Oleh: Ismiaty Nurfadilah
Penulis Lepas
Di era digital saat ini, ruang siber telah berkembang menjadi aspek penting dalam kehidupan sehari-hari dan tidak lagi sekadar tempat untuk berkomunikasi. Namun, meskipun menawarkan kenyamanan dan konektivitas, ruang siber juga membawa risiko yang signifikan, terutama bagi kelompok rentan seperti perempuan dan anak-anak. Peningkatan kasus eksploitasi anak, cyberbullying, kekerasan online berbasis gender, dan penyebaran konten yang merendahkan martabat manusia menunjukkan betapa pentingnya peran negara sebagai penjaga dan penjamin keamanan di ruang digital.
Dilansir dari laman Tempo, (11/07/2025) menurut Arifatul Choiri Fauzi, Menteri Pemberdayaan Perempuan dan Perlindungan Anak, media sosial dan perangkat elektronik merupakan penyebab utama kekerasan terhadap perempuan dan anak-anak. Mengingat betapa banyaknya anak muda yang terpapar dunia digital tanpa pengawasan dan bimbingan yang memadai, ia mengatakan bahwa masalah ini menjadi kekhawatiran utama.
Menurut Arifatul, pola asuh dalam keluarga merupakan faktor penting yang berkontribusi terhadap tingginya angka kekerasan, selain dampak media sosial. Dia menjelaskan bahwa dalam beberapa bulan terakhir, telah terjadi peningkatan yang signifikan dalam kasus kekerasan terhadap perempuan dan anak-anak.
Sejak 1 Januari hingga 20 Juni 2025, dilaporkan sebanyak 11.800 kasus kekerasan terhadap perempuan dan anak-anak. Hingga 7 Juli 2025, angka tersebut terus meningkat menjadi 13.000 kasus.
Untuk mengatasi kekerasan terhadap perempuan dan anak-anak, Arifatul menekankan bahwa Kementerian Pemberdayaan Perempuan dan Perlindungan Anak tidak dapat bertindak sendiri. Untuk menyelesaikan masalah ini, kerja sama antar kementerian, lembaga dan masyarakat diperlukan.
Lemahnya Iman dan Literasi Digital yang Terbatas
Rendahnya tingkat literasi digital masyarakat, terutama di kalangan generasi muda, merupakan salah satu penyebab utama masalah ini. Anak-anak tidak hanya terkena dampak kurangnya pengetahuan tentang penggunaan teknologi yang tepat, tetapi juga mengalami kurangnya benteng keimanan dalam diri mereka. Sayangnya, sistem pendidikan sekuler terlalu menekankan pada pengetahuan duniawi dan mengabaikan aspek spiritual dan moral.

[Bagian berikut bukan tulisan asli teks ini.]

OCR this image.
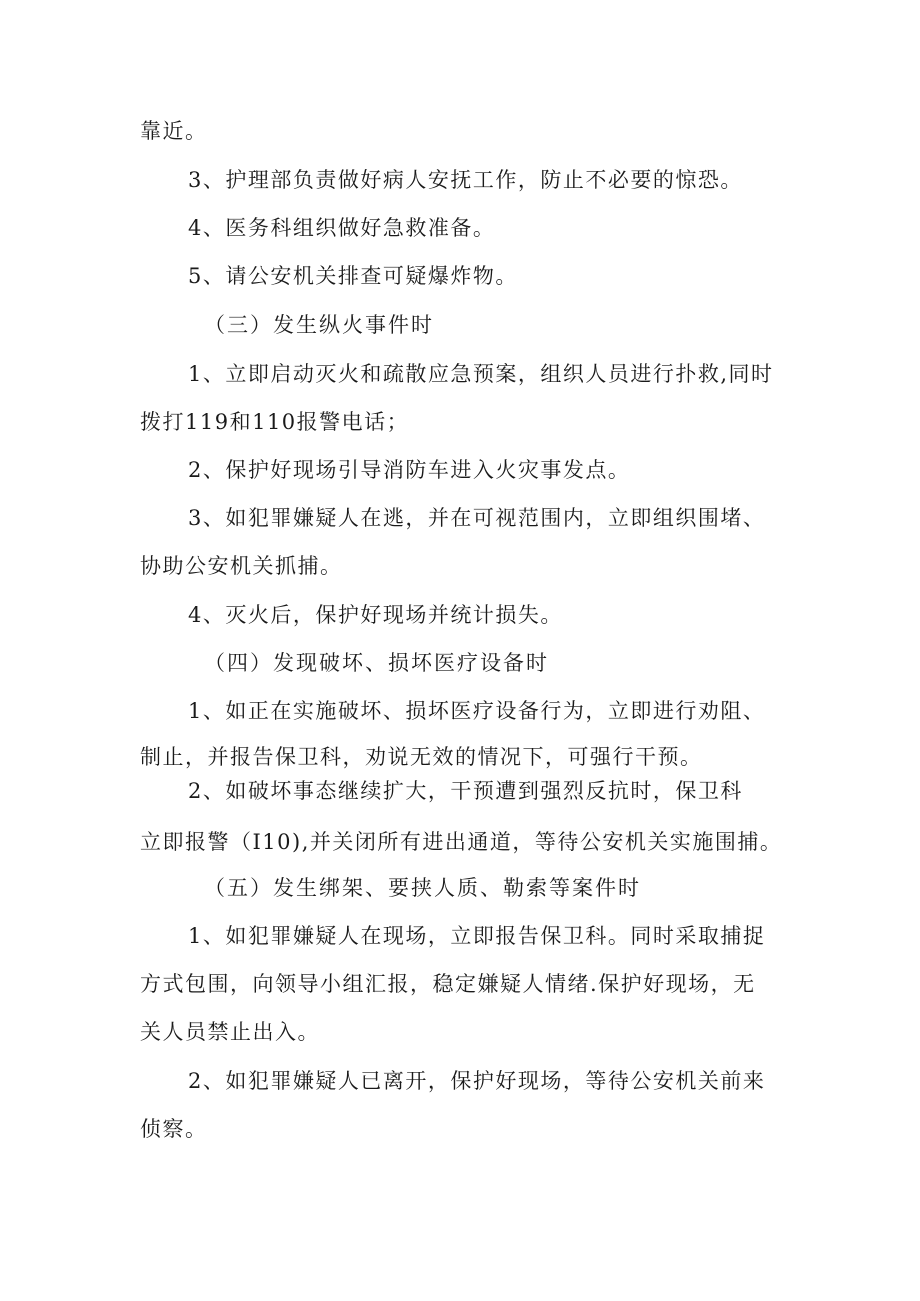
靠近。
3、护理部负责做好病人安抚工作，防止不必要的惊恐。
4、医务科组织做好急救准备。
5、请公安机关排查可疑爆炸物。
（三）发生纵火事件时
1、立即启动灭火和疏散应急预案，组织人员进行扑救,同时
拨打119和110报警电话；
2、保护好现场引导消防车进入火灾事发点。
3、如犯罪嫌疑人在逃，并在可视范围内，立即组织围堵、
协助公安机关抓捕。
4、灭火后，保护好现场并统计损失。
（四）发现破坏、损坏医疗设备时
1、如正在实施破坏、损坏医疗设备行为，立即进行劝阻、
制止，并报告保卫科，劝说无效的情况下，可强行干预。
2、如破坏事态继续扩大，干预遭到强烈反抗时，保卫科
立即报警（I10),并关闭所有进出通道，等待公安机关实施围捕。
（五）发生绑架、要挟人质、勒索等案件时
1、如犯罪嫌疑人在现场，立即报告保卫科。同时采取捕捉
方式包围，向领导小组汇报，稳定嫌疑人情绪.保护好现场，无
关人员禁止出入。
2、如犯罪嫌疑人已离开，保护好现场，等待公安机关前来
侦察。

Ini adalah salah satu dampak dari sistem sekuler-kapitalis yang memisahkan agama dari kehidupan. Sistem ini seringkali mengabaikan kesejahteraan masyarakat, terutama anak-anak, demi keuntungan material di atas segalanya. Masalah etika, moral, dan keamanan digital tidak diprioritaskan selama pemerintah dan memperoleh keuntungan ekonomi dari digitalisasi.
Dominasi Asing dan Penguasaan Siber
Selain merugikan individu, ancaman dunia digital juga berdampak pada kedaulatan negara. Saat ini, perjuangan untuk mendominasi dunia berlangsung di arena baru yaitu dunia siber. Sangat mudah bagi kekuatan asing untuk mengendalikan negara-negara dengan infrastruktur digital yang lemah. Dengan kata lain, ketergantungan yang berlebihan pada teknologi asing dapat melemahkan suatu negara dan membuatnya lebih rentan dipengaruhi dalam berbagai kebijakan.
Solusi Islam: Negara sebagai Pelindung
Sebagai junnah (penjaga dan pelindung rakyat), negara dalam sistem Islam memegang peranan penting. Oleh karena itu, negara perlu mengembangkan sistem teknologi digitalnya sendiri yang tidak bergantung pada infrastruktur luar. Selain memastikan semua konten digital sesuai dengan norma syariah, negara juga harus menjamin ketersediaan pengetahuan yang sehat dan ruang siber yang bebas dari kekerasan, fitnah, dan pornografi.
Satu-satunya cara untuk mencapai tujuan ini adalah dengan mewujudkan sistem pemerintahan Islam yakni khilafah. Di bawah kepemimpinan Islam, Al-Qur’an dan As-sunnah menjadi panduan untuk kemajuan teknologi. Selain digunakan untuk tujuan duniawi, teknologi juga dapat digunakan untuk menjaga martabat manusia dan melindungi individu dari bahaya di dunia ini maupun di akhirat.